The funding supports efforts to meet growing electricity demand in the United States, driven by expanding needs from data centers, artificial intelligence applications, cryptocurrency operations, and the increasing adoption of electric vehicles—the first sustained rise in national power demand in two decades.
SMRs are designed to be manufactured in factories and assembled on-site, which supporters say can reduce construction time and costs compared to traditional large-scale reactors. However, no SMRs are currently under construction in the U.S., and questions remain about their final cost-competitiveness with existing large reactors. Like all nuclear power plants, SMRs produce long-lived radioactive waste that requires secure, long-term management.

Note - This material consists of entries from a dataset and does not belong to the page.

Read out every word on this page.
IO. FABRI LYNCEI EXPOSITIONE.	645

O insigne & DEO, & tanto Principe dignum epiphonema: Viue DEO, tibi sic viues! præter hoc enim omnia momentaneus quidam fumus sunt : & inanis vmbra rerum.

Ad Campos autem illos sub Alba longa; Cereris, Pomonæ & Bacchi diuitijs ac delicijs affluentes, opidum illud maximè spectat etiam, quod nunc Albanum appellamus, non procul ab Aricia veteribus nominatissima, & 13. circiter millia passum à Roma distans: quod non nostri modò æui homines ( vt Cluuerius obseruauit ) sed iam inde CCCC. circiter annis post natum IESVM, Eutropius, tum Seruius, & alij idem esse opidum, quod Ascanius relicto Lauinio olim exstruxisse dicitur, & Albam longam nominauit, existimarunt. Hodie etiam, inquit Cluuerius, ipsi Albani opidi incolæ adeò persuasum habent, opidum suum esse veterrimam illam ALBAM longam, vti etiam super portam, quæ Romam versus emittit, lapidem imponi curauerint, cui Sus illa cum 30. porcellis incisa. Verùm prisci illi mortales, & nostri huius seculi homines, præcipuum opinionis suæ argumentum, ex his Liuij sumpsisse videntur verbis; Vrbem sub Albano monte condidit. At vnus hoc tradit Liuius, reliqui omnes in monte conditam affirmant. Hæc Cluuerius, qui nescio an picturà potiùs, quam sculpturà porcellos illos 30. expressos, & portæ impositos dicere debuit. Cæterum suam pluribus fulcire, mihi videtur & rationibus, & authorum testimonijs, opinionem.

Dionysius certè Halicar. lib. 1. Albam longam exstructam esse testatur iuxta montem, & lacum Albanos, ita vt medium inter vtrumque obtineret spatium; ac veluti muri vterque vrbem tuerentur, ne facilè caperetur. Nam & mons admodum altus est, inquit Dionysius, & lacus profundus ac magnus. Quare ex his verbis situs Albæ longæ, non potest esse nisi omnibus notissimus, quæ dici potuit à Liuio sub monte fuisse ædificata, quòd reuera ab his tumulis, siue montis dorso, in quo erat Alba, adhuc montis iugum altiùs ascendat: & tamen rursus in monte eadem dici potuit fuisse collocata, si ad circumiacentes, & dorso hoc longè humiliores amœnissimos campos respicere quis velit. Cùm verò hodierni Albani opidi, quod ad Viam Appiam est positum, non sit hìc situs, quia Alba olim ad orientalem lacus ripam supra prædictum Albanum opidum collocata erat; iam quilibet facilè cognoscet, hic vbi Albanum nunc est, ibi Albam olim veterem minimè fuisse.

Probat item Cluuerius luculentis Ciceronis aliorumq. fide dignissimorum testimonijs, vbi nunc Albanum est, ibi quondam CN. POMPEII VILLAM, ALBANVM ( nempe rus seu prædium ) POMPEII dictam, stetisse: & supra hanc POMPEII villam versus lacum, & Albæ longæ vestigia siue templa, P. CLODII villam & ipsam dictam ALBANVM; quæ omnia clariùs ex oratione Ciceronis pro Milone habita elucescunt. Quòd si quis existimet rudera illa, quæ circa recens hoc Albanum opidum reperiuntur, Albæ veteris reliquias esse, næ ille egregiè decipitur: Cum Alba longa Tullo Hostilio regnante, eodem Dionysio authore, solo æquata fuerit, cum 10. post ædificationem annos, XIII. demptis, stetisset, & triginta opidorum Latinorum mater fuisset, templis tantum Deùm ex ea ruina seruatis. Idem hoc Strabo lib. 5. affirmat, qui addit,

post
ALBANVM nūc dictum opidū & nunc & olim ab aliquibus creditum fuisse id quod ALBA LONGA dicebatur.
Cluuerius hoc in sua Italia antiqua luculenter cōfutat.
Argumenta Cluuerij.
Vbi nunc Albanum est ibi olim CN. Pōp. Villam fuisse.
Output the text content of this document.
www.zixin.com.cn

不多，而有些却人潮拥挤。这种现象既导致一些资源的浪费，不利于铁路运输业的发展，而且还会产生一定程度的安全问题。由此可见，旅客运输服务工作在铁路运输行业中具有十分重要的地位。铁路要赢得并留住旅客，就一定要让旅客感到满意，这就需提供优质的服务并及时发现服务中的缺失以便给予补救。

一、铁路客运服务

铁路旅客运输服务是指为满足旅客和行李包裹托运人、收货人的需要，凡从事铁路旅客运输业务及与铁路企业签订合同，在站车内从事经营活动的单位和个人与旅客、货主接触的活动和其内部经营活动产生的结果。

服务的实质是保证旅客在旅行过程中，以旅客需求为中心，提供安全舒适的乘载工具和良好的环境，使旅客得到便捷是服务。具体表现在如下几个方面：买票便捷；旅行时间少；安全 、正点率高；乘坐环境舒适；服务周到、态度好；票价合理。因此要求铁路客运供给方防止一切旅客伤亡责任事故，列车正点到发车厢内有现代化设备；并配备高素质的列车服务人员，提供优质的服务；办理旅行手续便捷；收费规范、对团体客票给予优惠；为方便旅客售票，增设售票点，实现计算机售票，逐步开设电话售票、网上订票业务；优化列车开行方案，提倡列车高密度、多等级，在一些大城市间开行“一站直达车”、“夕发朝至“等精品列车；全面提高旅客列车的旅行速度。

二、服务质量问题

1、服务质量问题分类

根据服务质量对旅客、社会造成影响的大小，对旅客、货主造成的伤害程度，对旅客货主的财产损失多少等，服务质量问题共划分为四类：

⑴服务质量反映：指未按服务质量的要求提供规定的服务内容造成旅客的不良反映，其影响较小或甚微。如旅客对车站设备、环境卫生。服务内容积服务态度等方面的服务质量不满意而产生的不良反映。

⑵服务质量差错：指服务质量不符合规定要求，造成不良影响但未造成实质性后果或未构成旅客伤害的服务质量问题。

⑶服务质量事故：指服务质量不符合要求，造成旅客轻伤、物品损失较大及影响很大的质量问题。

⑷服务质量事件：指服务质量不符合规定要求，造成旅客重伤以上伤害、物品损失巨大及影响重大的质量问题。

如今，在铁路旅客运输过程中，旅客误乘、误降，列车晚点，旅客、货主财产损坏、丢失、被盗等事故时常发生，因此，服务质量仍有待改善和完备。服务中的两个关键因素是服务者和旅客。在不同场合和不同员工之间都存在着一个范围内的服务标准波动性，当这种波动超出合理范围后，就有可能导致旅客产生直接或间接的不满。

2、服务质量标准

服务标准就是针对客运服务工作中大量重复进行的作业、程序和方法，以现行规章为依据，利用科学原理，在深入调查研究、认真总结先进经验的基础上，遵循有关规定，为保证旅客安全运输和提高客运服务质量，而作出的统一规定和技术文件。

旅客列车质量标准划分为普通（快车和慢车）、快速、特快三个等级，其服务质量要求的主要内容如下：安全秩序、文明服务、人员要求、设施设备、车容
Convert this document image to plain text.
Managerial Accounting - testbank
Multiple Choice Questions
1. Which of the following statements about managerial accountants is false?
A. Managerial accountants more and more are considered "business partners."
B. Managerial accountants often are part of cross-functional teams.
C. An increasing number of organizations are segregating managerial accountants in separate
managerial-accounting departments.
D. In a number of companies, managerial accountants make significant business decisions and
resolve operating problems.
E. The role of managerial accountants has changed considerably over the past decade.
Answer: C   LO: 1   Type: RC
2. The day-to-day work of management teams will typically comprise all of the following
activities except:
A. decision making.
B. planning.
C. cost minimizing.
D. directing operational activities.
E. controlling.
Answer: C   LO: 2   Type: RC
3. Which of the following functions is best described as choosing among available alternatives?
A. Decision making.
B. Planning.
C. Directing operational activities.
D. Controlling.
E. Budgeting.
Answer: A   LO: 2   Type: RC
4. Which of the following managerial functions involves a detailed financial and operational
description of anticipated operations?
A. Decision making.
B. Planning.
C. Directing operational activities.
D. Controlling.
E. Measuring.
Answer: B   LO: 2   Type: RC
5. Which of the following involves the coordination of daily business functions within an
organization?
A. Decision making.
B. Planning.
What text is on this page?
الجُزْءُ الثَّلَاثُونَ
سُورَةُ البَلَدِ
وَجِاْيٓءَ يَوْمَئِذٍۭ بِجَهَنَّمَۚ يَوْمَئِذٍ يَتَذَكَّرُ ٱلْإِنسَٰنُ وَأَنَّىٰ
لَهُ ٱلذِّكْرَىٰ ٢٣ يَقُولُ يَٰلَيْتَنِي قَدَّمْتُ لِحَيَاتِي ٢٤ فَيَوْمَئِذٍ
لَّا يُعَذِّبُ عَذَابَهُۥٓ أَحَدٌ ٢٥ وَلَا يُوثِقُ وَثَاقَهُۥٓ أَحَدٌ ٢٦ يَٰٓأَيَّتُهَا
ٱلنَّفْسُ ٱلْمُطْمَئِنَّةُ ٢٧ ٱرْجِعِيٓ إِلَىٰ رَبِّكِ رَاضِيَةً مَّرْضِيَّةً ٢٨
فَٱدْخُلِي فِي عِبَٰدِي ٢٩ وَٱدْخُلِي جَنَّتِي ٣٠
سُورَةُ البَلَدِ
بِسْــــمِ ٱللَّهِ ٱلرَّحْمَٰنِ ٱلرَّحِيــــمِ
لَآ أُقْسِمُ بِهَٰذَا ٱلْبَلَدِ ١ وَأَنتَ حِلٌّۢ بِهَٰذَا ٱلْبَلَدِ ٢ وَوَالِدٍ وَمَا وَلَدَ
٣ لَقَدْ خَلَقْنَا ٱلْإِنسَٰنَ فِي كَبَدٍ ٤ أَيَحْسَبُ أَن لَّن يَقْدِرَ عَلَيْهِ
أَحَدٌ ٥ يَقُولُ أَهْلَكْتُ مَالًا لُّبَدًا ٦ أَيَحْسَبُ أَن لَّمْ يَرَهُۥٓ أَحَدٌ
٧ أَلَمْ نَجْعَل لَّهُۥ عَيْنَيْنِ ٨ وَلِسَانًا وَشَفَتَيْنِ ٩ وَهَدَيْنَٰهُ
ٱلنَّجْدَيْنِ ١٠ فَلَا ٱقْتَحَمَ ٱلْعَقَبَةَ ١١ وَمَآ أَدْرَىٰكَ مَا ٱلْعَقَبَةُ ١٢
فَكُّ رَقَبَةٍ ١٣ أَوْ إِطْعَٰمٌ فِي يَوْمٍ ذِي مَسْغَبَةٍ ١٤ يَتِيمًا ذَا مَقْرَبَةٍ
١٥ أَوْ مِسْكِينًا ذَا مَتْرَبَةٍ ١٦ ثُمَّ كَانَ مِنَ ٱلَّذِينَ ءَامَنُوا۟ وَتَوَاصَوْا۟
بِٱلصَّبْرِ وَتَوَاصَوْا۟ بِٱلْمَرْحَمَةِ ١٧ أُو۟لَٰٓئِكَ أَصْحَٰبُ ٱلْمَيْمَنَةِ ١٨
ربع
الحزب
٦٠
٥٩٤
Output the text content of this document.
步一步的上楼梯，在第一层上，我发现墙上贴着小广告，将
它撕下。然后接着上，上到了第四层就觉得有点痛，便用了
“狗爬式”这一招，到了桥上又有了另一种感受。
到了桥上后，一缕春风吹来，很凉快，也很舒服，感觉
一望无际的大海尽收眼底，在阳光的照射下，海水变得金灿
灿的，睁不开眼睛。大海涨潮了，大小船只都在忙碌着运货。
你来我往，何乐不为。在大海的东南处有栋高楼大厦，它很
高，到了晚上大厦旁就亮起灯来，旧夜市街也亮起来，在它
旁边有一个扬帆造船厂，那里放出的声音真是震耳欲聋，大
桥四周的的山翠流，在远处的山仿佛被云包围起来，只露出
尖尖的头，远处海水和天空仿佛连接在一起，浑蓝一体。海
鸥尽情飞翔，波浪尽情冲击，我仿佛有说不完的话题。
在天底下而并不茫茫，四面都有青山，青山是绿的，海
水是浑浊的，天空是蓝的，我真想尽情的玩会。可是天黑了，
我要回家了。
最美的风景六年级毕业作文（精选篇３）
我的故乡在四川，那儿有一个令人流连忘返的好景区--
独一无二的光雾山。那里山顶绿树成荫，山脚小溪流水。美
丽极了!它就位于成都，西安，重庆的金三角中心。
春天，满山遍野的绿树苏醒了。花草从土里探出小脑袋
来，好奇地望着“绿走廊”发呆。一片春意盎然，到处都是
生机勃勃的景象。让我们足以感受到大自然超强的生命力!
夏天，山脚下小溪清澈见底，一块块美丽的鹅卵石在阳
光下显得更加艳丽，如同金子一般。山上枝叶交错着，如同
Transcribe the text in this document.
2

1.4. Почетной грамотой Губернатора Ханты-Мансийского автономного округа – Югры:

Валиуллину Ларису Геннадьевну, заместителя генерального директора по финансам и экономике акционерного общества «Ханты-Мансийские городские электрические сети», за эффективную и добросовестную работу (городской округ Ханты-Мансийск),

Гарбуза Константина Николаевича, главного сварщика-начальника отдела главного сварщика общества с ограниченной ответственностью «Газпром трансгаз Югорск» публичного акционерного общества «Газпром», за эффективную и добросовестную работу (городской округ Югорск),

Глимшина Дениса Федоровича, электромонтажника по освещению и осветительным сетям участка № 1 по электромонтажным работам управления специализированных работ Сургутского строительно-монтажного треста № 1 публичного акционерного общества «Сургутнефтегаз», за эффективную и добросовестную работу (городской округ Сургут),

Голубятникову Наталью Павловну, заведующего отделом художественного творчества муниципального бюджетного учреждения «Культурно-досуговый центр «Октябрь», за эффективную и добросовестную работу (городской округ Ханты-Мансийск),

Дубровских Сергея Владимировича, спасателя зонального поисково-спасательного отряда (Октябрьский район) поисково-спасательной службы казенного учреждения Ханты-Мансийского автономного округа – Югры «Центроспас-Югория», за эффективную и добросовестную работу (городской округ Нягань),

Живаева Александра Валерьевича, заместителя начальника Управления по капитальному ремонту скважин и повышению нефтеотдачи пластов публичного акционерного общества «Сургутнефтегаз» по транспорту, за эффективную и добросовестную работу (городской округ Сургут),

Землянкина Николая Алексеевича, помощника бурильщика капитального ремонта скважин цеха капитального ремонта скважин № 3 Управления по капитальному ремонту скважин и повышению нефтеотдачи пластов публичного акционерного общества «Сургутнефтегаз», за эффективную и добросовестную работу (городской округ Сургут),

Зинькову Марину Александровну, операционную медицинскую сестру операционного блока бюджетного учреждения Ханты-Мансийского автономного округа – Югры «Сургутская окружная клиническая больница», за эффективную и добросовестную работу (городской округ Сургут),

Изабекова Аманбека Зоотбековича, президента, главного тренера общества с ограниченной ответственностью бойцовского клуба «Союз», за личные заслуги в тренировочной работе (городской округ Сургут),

Under the agreement, TVA—a federally owned utility—will receive up to $400 million in cost-shared federal funding to support development of a GE Hitachi BWRX-300 small modular reactor at the Clinch River site in Oak Ridge, Tennessee, along with related initiatives.
Holtec International will also receive up to $400 million to design and license two SMR-160 reactors at its Palisades site in Michigan. The company is separately working to restart the existing 800-megawatt Palisades conventional reactor, which ceased operations in 2022 after more than 50 years of service. That restart project previously received a $1.52 billion conditional loan guarantee from the Department of Energy, of which over $490 million has already been disbursed.
The Department of Energy anticipates that the first SMRs supported by these awards could enter service in the early 2030s.
"These awards ensure we can deploy these reactors as soon as possible," Energy Secretary Chris Wright stated in the official announcement.
The initiative reflects ongoing U.S. efforts to expand domestic nuclear capacity using advanced reactor designs that aim to offer greater flexibility, enhanced safety features, and faster deployment timelines compared to conventional nuclear plants.